Last week, I wrote about the two Twins players whose MLB careers lasted one game. (And thanks to BH-Baseball for sharing, in a comment below the article, about Senators one-game, one-legged pitcher Bert Shepard.) If this were earlier in the offseason, I’d make this a series (and I still might, just next offseason); as it is, there’s another short-tenured player who came to mind that I’d like to recollect.
Through a middling 2022 season, the Twins got minimal offense from the catching position, with Gary Sánchez their primary backstop. On July 15, looking for help at that spot, they called up Caleb Hamilton from St. Paul.
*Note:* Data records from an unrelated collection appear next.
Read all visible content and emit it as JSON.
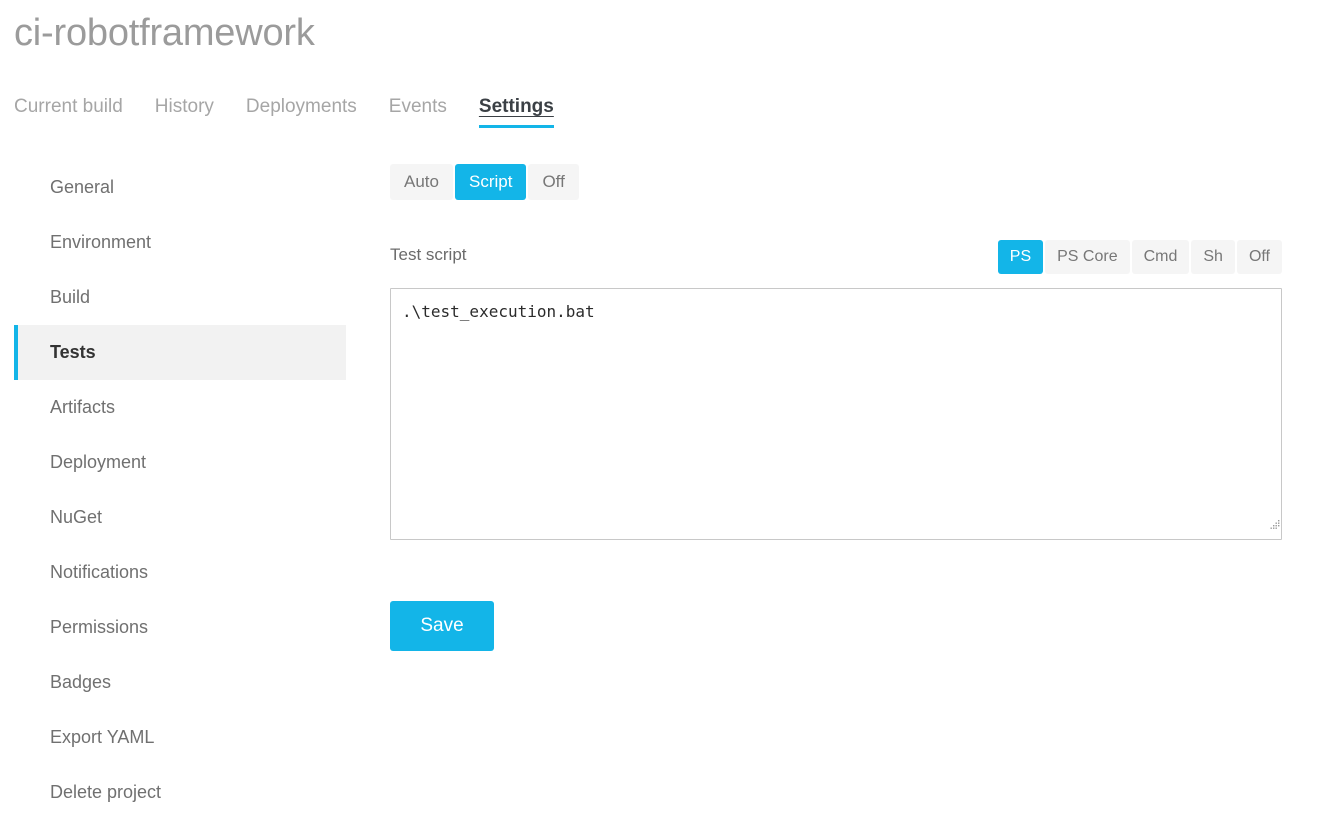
{
  "header": {
    "project_title": "ci-robotframework"
  },
  "tabs": [
    {
      "label": "Current build",
      "active": false
    },
    {
      "label": "History",
      "active": false
    },
    {
      "label": "Deployments",
      "active": false
    },
    {
      "label": "Events",
      "active": false
    },
    {
      "label": "Settings",
      "active": true
    }
  ],
  "sidebar": {
    "items": [
      {
        "label": "General",
        "active": false
      },
      {
        "label": "Environment",
        "active": false
      },
      {
        "label": "Build",
        "active": false
      },
      {
        "label": "Tests",
        "active": true
      },
      {
        "label": "Artifacts",
        "active": false
      },
      {
        "label": "Deployment",
        "active": false
      },
      {
        "label": "NuGet",
        "active": false
      },
      {
        "label": "Notifications",
        "active": false
      },
      {
        "label": "Permissions",
        "active": false
      },
      {
        "label": "Badges",
        "active": false
      },
      {
        "label": "Export YAML",
        "active": false
      },
      {
        "label": "Delete project",
        "active": false
      }
    ]
  },
  "main": {
    "test_mode": {
      "options": [
        {
          "label": "Auto",
          "active": false
        },
        {
          "label": "Script",
          "active": true
        },
        {
          "label": "Off",
          "active": false
        }
      ]
    },
    "test_script": {
      "label": "Test script",
      "shell_options": [
        {
          "label": "PS",
          "active": true
        },
        {
          "label": "PS Core",
          "active": false
        },
        {
          "label": "Cmd",
          "active": false
        },
        {
          "label": "Sh",
          "active": false
        },
        {
          "label": "Off",
          "active": false
        }
      ],
      "value": ".\\test_execution.bat",
      "placeholder": ""
    },
    "save_label": "Save"
  },
  "colors": {
    "accent": "#13b5e8",
    "active_nav_bg": "#f2f2f2",
    "segment_bg": "#f5f5f5",
    "muted_text": "#a6a6a6",
    "body_text": "#707070"
  }
}
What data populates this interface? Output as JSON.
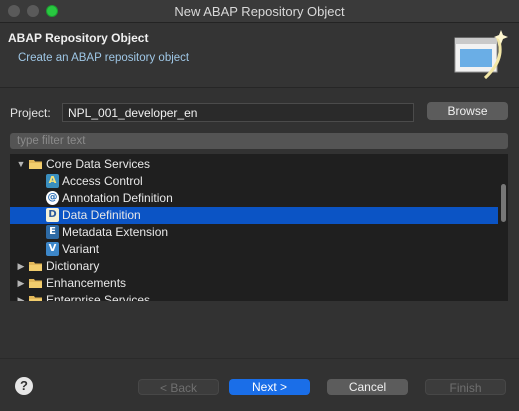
{
  "window": {
    "title": "New ABAP Repository Object"
  },
  "header": {
    "title": "ABAP Repository Object",
    "description": "Create an ABAP repository object"
  },
  "project": {
    "label": "Project:",
    "value": "NPL_001_developer_en",
    "browse_label": "Browse"
  },
  "filter": {
    "placeholder": "type filter text"
  },
  "tree": {
    "items": [
      {
        "label": "Core Data Services",
        "level": 0,
        "expanded": true,
        "icon": "folder-icon"
      },
      {
        "label": "Access Control",
        "level": 1,
        "icon": "access-control-icon",
        "glyph": "A"
      },
      {
        "label": "Annotation Definition",
        "level": 1,
        "icon": "annotation-icon",
        "glyph": "@"
      },
      {
        "label": "Data Definition",
        "level": 1,
        "icon": "data-definition-icon",
        "glyph": "D",
        "selected": true
      },
      {
        "label": "Metadata Extension",
        "level": 1,
        "icon": "metadata-extension-icon",
        "glyph": "E"
      },
      {
        "label": "Variant",
        "level": 1,
        "icon": "variant-icon",
        "glyph": "V"
      },
      {
        "label": "Dictionary",
        "level": 0,
        "expanded": false,
        "icon": "folder-icon"
      },
      {
        "label": "Enhancements",
        "level": 0,
        "expanded": false,
        "icon": "folder-icon"
      },
      {
        "label": "Enterprise Services",
        "level": 0,
        "expanded": false,
        "icon": "folder-icon"
      }
    ]
  },
  "buttons": {
    "help": "?",
    "back": "< Back",
    "next": "Next >",
    "cancel": "Cancel",
    "finish": "Finish"
  },
  "colors": {
    "selection": "#0b54c5",
    "primary_button": "#1a6ee8",
    "description_text": "#9fc7e6"
  }
}
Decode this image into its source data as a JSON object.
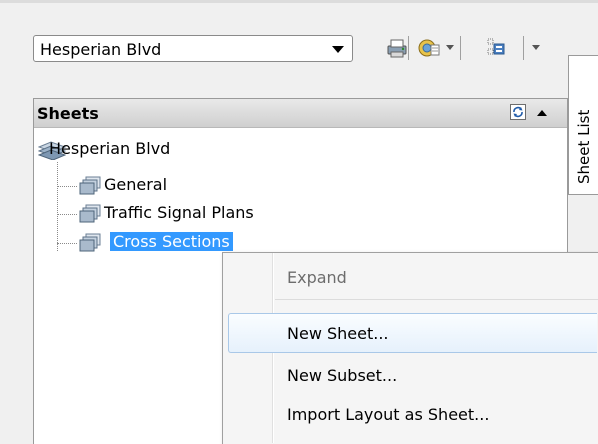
{
  "toolbar": {
    "sheet_set_value": "Hesperian Blvd",
    "publish_button": "publish-to-plotter-icon",
    "sheet_set_manager_button": "sheet-set-manager-icon",
    "model_view_button": "model-view-icon"
  },
  "side_tab": {
    "label": "Sheet List"
  },
  "panel": {
    "title": "Sheets"
  },
  "tree": {
    "root": "Hesperian Blvd",
    "children": [
      "General",
      "Traffic Signal Plans",
      "Cross Sections"
    ]
  },
  "context_menu": {
    "items": [
      "Expand",
      "New Sheet...",
      "New Subset...",
      "Import Layout as Sheet..."
    ]
  },
  "colors": {
    "selection": "#3399ff",
    "hover": "#e6f1fc"
  }
}
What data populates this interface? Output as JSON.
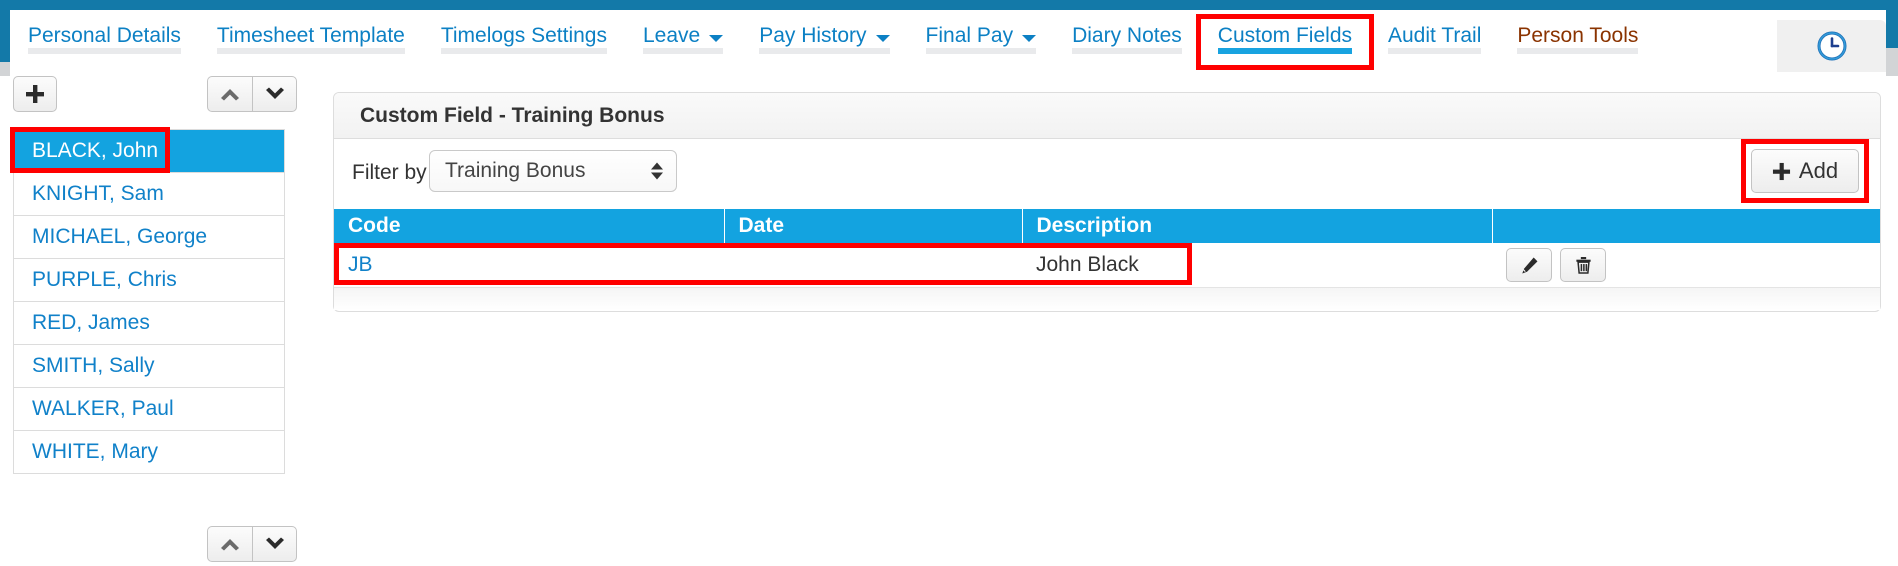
{
  "theme": {
    "brand_blue": "#13a3e0",
    "rail_blue": "#1379a8",
    "link_blue": "#1081c9",
    "tab_blue": "#0c80c4",
    "person_tools_brown": "#8a3300",
    "highlight_red": "#ff0000"
  },
  "tabs": [
    {
      "label": "Personal Details",
      "has_caret": false,
      "active": false,
      "highlighted": false,
      "style": "link"
    },
    {
      "label": "Timesheet Template",
      "has_caret": false,
      "active": false,
      "highlighted": false,
      "style": "link"
    },
    {
      "label": "Timelogs Settings",
      "has_caret": false,
      "active": false,
      "highlighted": false,
      "style": "link"
    },
    {
      "label": "Leave",
      "has_caret": true,
      "active": false,
      "highlighted": false,
      "style": "link"
    },
    {
      "label": "Pay History",
      "has_caret": true,
      "active": false,
      "highlighted": false,
      "style": "link"
    },
    {
      "label": "Final Pay",
      "has_caret": true,
      "active": false,
      "highlighted": false,
      "style": "link"
    },
    {
      "label": "Diary Notes",
      "has_caret": false,
      "active": false,
      "highlighted": false,
      "style": "link"
    },
    {
      "label": "Custom Fields",
      "has_caret": false,
      "active": true,
      "highlighted": true,
      "style": "link"
    },
    {
      "label": "Audit Trail",
      "has_caret": false,
      "active": false,
      "highlighted": false,
      "style": "link"
    },
    {
      "label": "Person Tools",
      "has_caret": false,
      "active": false,
      "highlighted": false,
      "style": "brown"
    }
  ],
  "clock_button": {
    "icon": "clock-icon"
  },
  "sidebar": {
    "add_button": {
      "icon": "plus-icon",
      "label": "+"
    },
    "nav_up": {
      "icon": "chevron-up-icon"
    },
    "nav_down": {
      "icon": "chevron-down-icon"
    },
    "people": [
      {
        "name": "BLACK, John",
        "selected": true
      },
      {
        "name": "KNIGHT, Sam",
        "selected": false
      },
      {
        "name": "MICHAEL, George",
        "selected": false
      },
      {
        "name": "PURPLE, Chris",
        "selected": false
      },
      {
        "name": "RED, James",
        "selected": false
      },
      {
        "name": "SMITH, Sally",
        "selected": false
      },
      {
        "name": "WALKER, Paul",
        "selected": false
      },
      {
        "name": "WHITE, Mary",
        "selected": false
      }
    ]
  },
  "panel": {
    "title": "Custom Field - Training Bonus",
    "filter": {
      "label": "Filter by",
      "selected_value": "Training Bonus",
      "options": [
        "Training Bonus"
      ]
    },
    "add_button": {
      "label": "Add",
      "icon": "plus-icon"
    },
    "table": {
      "columns": [
        "Code",
        "Date",
        "Description",
        ""
      ],
      "rows": [
        {
          "code": "JB",
          "date": "",
          "description": "John Black",
          "edit_icon": "pencil-icon",
          "delete_icon": "trash-icon"
        }
      ]
    }
  }
}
A 27-year-old career minor leaguer, Hamilton had been a 23rd-round pick of the Twins six years before; now, wearing #90 (yes, that’s the main reason I remember him), he debuted for the big club… and didn’t hit at all. Before being optioned back to the Saints on August 3, Hamilton appeared in just three games with Minnesota, coming to the plate six times without a hit, including four strikeouts.
But his time in the majors had yet to finish. The Twins brought him back up on August 23, and he remained with the team for the rest of the season, appearing in 19 more games, largely as a late-inning replacement. However, he started four games, and it is the third of those we come to.
The warm, sunny afternoon of September 25 saw the Los Angeles Angels taking on the Twins in the finale of a three-game series at Target Field. Hamilton batted ninth, catching for Dylan Bundy, and as soon as I mention Bundy, you know the game didn’t go well. Bundy lasted 3.1 innings and gave up five runs, including a homer to Mike Trout; Ronny Henriquez followed Bundy and kept the Angels’ tally at five, but the Twins, who had tacked on two early runs, could not narrow the deficit.
Until the bottom of the eighth.
With José Quijada on the hill for the visitors, Hamilton was due up as the third batter of the inning. Quijada struck out Jermaine Palacios and Jake Cave, but on the first pitch to Hamilton…
Unfortunately, neither the game nor Hamilton’s career would feature further highlights.
Trevor Megill took the mound for Minnesota in the ninth and gave up five runs, turning a close game into a blowout 10-3 loss. And Hamilton made five more appearances for the Twins in ‘22 without a hit; he was waived and claimed by the Red Sox, for whom he appeared in four games the next season. After going hitless with Boston, Hamilton was granted free agency after 2023. He signed with the Angels the following season but never made the majors, and his playing career ended after ‘24. Hamilton did join the High-A (NYY) Hudson Valley Renegades as a defensive coach for ‘25, but the Renegades’ website no longer lists him as a coach this season, and I could not determine where or if he is coaching.
His home run on September 25, 2022, was the only hit of his career. But he made the most of that one hit, giving himself, his teammates, and everyone in attendance a moment to remember in an otherwise forgettable Twins season.